One thinks of Keats’ self-penned epitaph—“Here lies One Whose Name was writ in Water.” Judging from the lines that follow, the allusion may be intentional. Ferry published “Lake Water” in The New Yorker in July 2007. In February 2006, his wife of forty-eight years, the literary scholar Anne Ferry, had died of cancer. After a stanza break following “. . . passing of a cloud,” the poem concludes:
When, moments after she died, I looked into
Her face, it was as untelling as something natural,
A lake, say, the surface of it unreadable,
Its sources of meaning unfindable anymore.
Her mouth was open as if she had something to say;But maybe my saying so is a figure of speech.
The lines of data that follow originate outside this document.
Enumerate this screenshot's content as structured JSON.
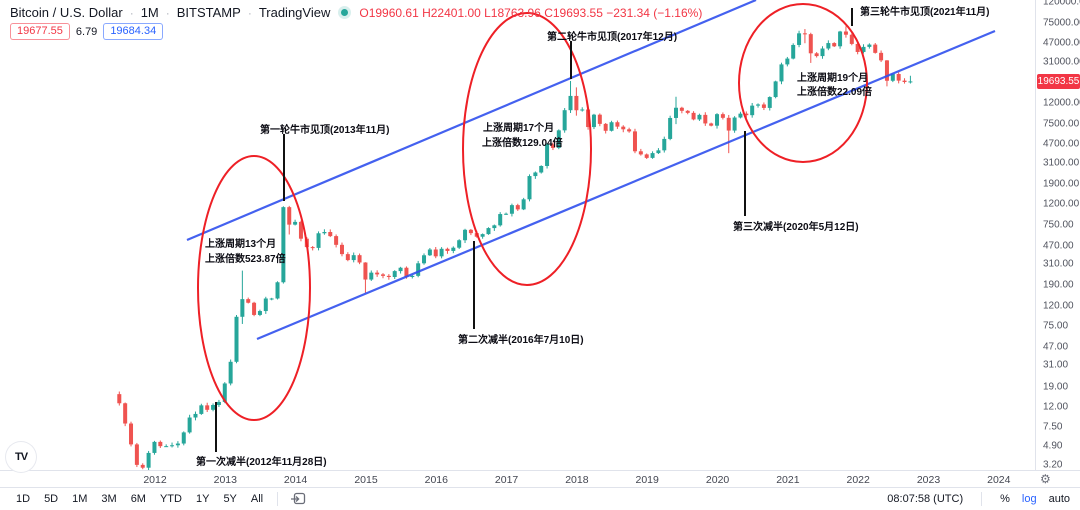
{
  "header": {
    "symbol": "Bitcoin / U.S. Dollar",
    "interval": "1M",
    "exchange": "BITSTAMP",
    "platform": "TradingView",
    "separator": "·",
    "ohlc": "O19960.61 H22401.00 L18763.96 C19693.55 −231.34 (−1.16%)",
    "bid": "19677.55",
    "spread": "6.79",
    "ask": "19684.34"
  },
  "annotations": {
    "peak1": {
      "title": "第一轮牛市见顶(2013年11月)",
      "cycle": "上涨周期13个月",
      "multiple": "上涨倍数523.87倍"
    },
    "peak2": {
      "title": "第二轮牛市见顶(2017年12月)",
      "cycle": "上涨周期17个月",
      "multiple": "上涨倍数129.04倍"
    },
    "peak3": {
      "title": "第三轮牛市见顶(2021年11月)",
      "cycle": "上涨周期19个月",
      "multiple": "上涨倍数22.09倍"
    },
    "halving1": "第一次减半(2012年11月28日)",
    "halving2": "第二次减半(2016年7月10日)",
    "halving3": "第三次减半(2020年5月12日)"
  },
  "axis": {
    "price_tick_values": [
      120000,
      75000,
      47000,
      31000,
      12000,
      7500,
      4700,
      3100,
      1900,
      1200,
      750,
      470,
      310,
      190,
      120,
      75,
      47,
      31,
      19,
      12,
      7.5,
      4.9,
      3.2
    ],
    "years": [
      2012,
      2013,
      2014,
      2015,
      2016,
      2017,
      2018,
      2019,
      2020,
      2021,
      2022,
      2023,
      2024
    ],
    "last_price": "19693.55"
  },
  "toolbar": {
    "ranges": [
      "1D",
      "5D",
      "1M",
      "3M",
      "6M",
      "YTD",
      "1Y",
      "5Y",
      "All"
    ],
    "clock": "08:07:58 (UTC)",
    "percent_label": "%",
    "log_label": "log",
    "auto_label": "auto"
  },
  "icons": {
    "settings_gear": "⚙",
    "tradingview_logo": "TV"
  },
  "colors": {
    "up": "#26a69a",
    "down": "#ef5350",
    "trendline": "#3050ee",
    "highlight": "#ee2026",
    "marker": "#111111",
    "badge_red": "#f23645",
    "accent_blue": "#2962ff"
  },
  "chart_data": {
    "type": "candlestick",
    "symbol": "BTCUSD",
    "timeframe": "1M",
    "scale": "log",
    "start_month": "2011-07",
    "first_open": 16,
    "monthly_closes": [
      13.0,
      8.2,
      5.1,
      3.2,
      3.0,
      4.2,
      5.4,
      4.9,
      4.9,
      5.0,
      5.2,
      6.7,
      9.4,
      10.2,
      12.4,
      11.2,
      12.5,
      13.4,
      20.4,
      33.4,
      93,
      139,
      128,
      97,
      106,
      141,
      141,
      204,
      1127,
      757,
      806,
      550,
      454,
      446,
      622,
      640,
      583,
      478,
      387,
      338,
      378,
      320,
      217,
      254,
      244,
      236,
      230,
      263,
      284,
      230,
      236,
      314,
      377,
      430,
      368,
      437,
      416,
      448,
      531,
      673,
      624,
      575,
      610,
      700,
      745,
      963,
      970,
      1180,
      1071,
      1347,
      2286,
      2480,
      2875,
      4703,
      4338,
      6468,
      10233,
      14156,
      10221,
      10397,
      6973,
      9240,
      7494,
      6404,
      7780,
      7037,
      6625,
      6317,
      4017,
      3742,
      3457,
      3854,
      4105,
      5320,
      8574,
      10817,
      10085,
      9630,
      8293,
      9199,
      7569,
      7193,
      9350,
      8599,
      6438,
      8658,
      9461,
      9137,
      11351,
      11655,
      10776,
      13797,
      19698,
      29002,
      33114,
      45137,
      58800,
      57750,
      37332,
      35041,
      41626,
      47130,
      43791,
      61320,
      56987,
      46217,
      38483,
      43193,
      45539,
      37714,
      31792,
      19986,
      23307,
      20050,
      19432,
      19693.55
    ],
    "wick_overrides": {
      "21": [
        266,
        79
      ],
      "28": [
        1150,
        198
      ],
      "29": [
        1160,
        605
      ],
      "42": [
        322,
        160
      ],
      "77": [
        19891,
        9600
      ],
      "78": [
        17200,
        9035
      ],
      "95": [
        13880,
        7450
      ],
      "104": [
        9180,
        3850
      ],
      "117": [
        64854,
        46950
      ],
      "118": [
        59600,
        30000
      ],
      "124": [
        69000,
        53300
      ],
      "131": [
        31950,
        17600
      ],
      "135": [
        22401,
        18763.96
      ]
    }
  }
}
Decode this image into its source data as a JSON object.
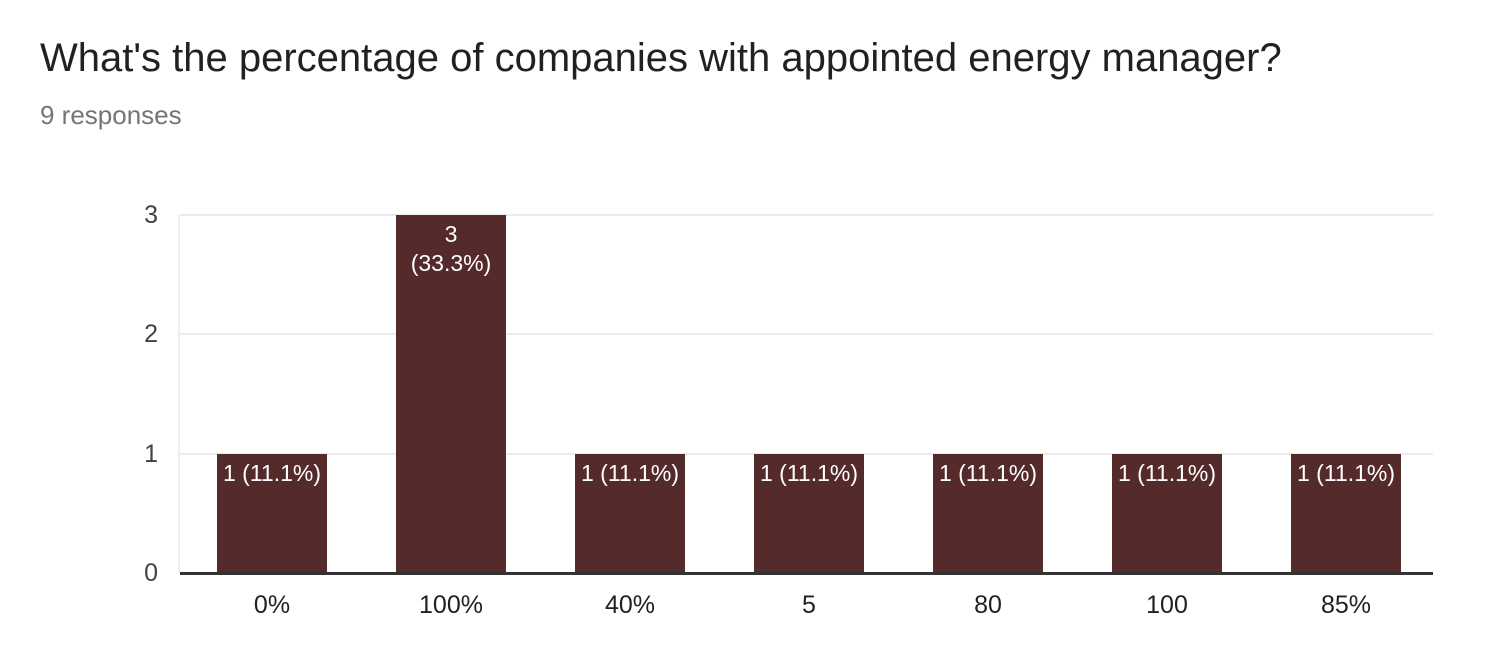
{
  "header": {
    "title": "What's the percentage of companies with appointed energy manager?",
    "subtitle": "9 responses"
  },
  "colors": {
    "background": "#FFFFFF",
    "title_text": "#212121",
    "subtitle_text": "#757575",
    "bar": "#552A2B",
    "bar_label_text": "#FFFFFF",
    "gridline": "#EBEBEB",
    "baseline": "#333333",
    "y_tick_text": "#424242",
    "x_category_text": "#212121"
  },
  "chart_data": {
    "type": "bar",
    "title": "What's the percentage of companies with appointed energy manager?",
    "subtitle": "9 responses",
    "categories": [
      "0%",
      "100%",
      "40%",
      "5",
      "80",
      "100",
      "85%"
    ],
    "values": [
      1,
      3,
      1,
      1,
      1,
      1,
      1
    ],
    "bar_labels": [
      "1 (11.1%)",
      "3\n(33.3%)",
      "1 (11.1%)",
      "1 (11.1%)",
      "1 (11.1%)",
      "1 (11.1%)",
      "1 (11.1%)"
    ],
    "percentages": [
      11.1,
      33.3,
      11.1,
      11.1,
      11.1,
      11.1,
      11.1
    ],
    "total_responses": 9,
    "xlabel": "",
    "ylabel": "",
    "y_ticks": [
      0,
      1,
      2,
      3
    ],
    "ylim": [
      0,
      3
    ],
    "grid": "horizontal",
    "legend": "none"
  }
}
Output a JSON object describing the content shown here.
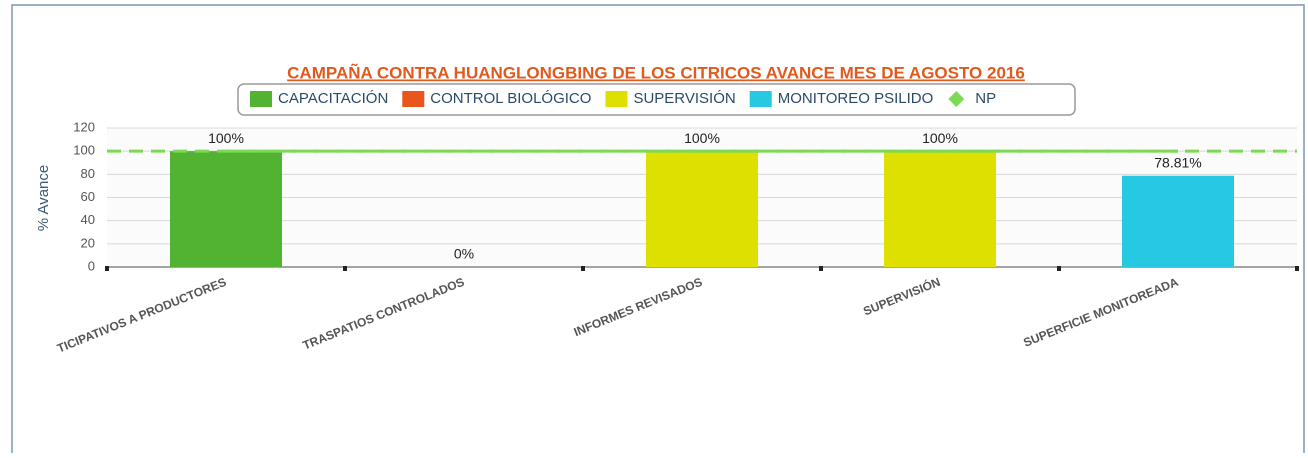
{
  "chart_data": {
    "type": "bar",
    "title": "CAMPAÑA CONTRA HUANGLONGBING DE LOS CITRICOS AVANCE MES DE AGOSTO 2016",
    "y_label": "% Avance",
    "categories": [
      "TICIPATIVOS A PRODUCTORES",
      "TRASPATIOS CONTROLADOS",
      "INFORMES REVISADOS",
      "SUPERVISIÓN",
      "SUPERFICIE MONITOREADA"
    ],
    "series": [
      {
        "name": "CAPACITACIÓN",
        "color": "#52b332",
        "values": [
          100,
          null,
          null,
          null,
          null
        ],
        "value_labels": [
          "100%",
          null,
          null,
          null,
          null
        ]
      },
      {
        "name": "CONTROL BIOLÓGICO",
        "color": "#e8561e",
        "values": [
          null,
          0,
          null,
          null,
          null
        ],
        "value_labels": [
          null,
          "0%",
          null,
          null,
          null
        ]
      },
      {
        "name": "SUPERVISIÓN",
        "color": "#dde000",
        "values": [
          null,
          null,
          100,
          100,
          null
        ],
        "value_labels": [
          null,
          null,
          "100%",
          "100%",
          null
        ]
      },
      {
        "name": "MONITOREO PSILIDO",
        "color": "#26c8e2",
        "values": [
          null,
          null,
          null,
          null,
          78.81
        ],
        "value_labels": [
          null,
          null,
          null,
          null,
          "78.81%"
        ]
      },
      {
        "name": "NP",
        "color": "#7ed957",
        "type": "line",
        "values": [
          100,
          100,
          100,
          100,
          100
        ]
      }
    ],
    "ylim": [
      0,
      120
    ],
    "yticks": [
      0,
      20,
      40,
      60,
      80,
      100,
      120
    ],
    "grid": true
  }
}
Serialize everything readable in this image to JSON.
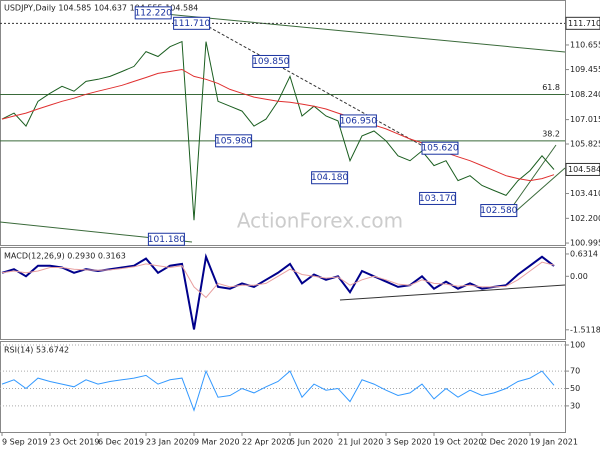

Again, bewilderment and ineffable sadness, buffered by a stoical acceptance of their inevitability. Ferry has not written a self-help manual in verse, nor is this old age burning and raging at close of day. Ferry’s voice suggests that all the options, all the philosophies and panaceas, have been weighed and found unconvincing. Old men are no wiser, no closer to understanding, than when they were young. There’s no New Age consolation, no glib closure, no easing of bewilderment, no redemption beyond a life well lived and the lifelong effort to articulate it. Ferry writes in “The Intention of Things”: “It’s still, alas, the same old story: to live / Long is to outlive many; and after all, / We don’t even know, then, what it is all about.”
Patrick Kurp is a writer living in Houston, Texas, and the author of the literary blog Anecdotal Evidence.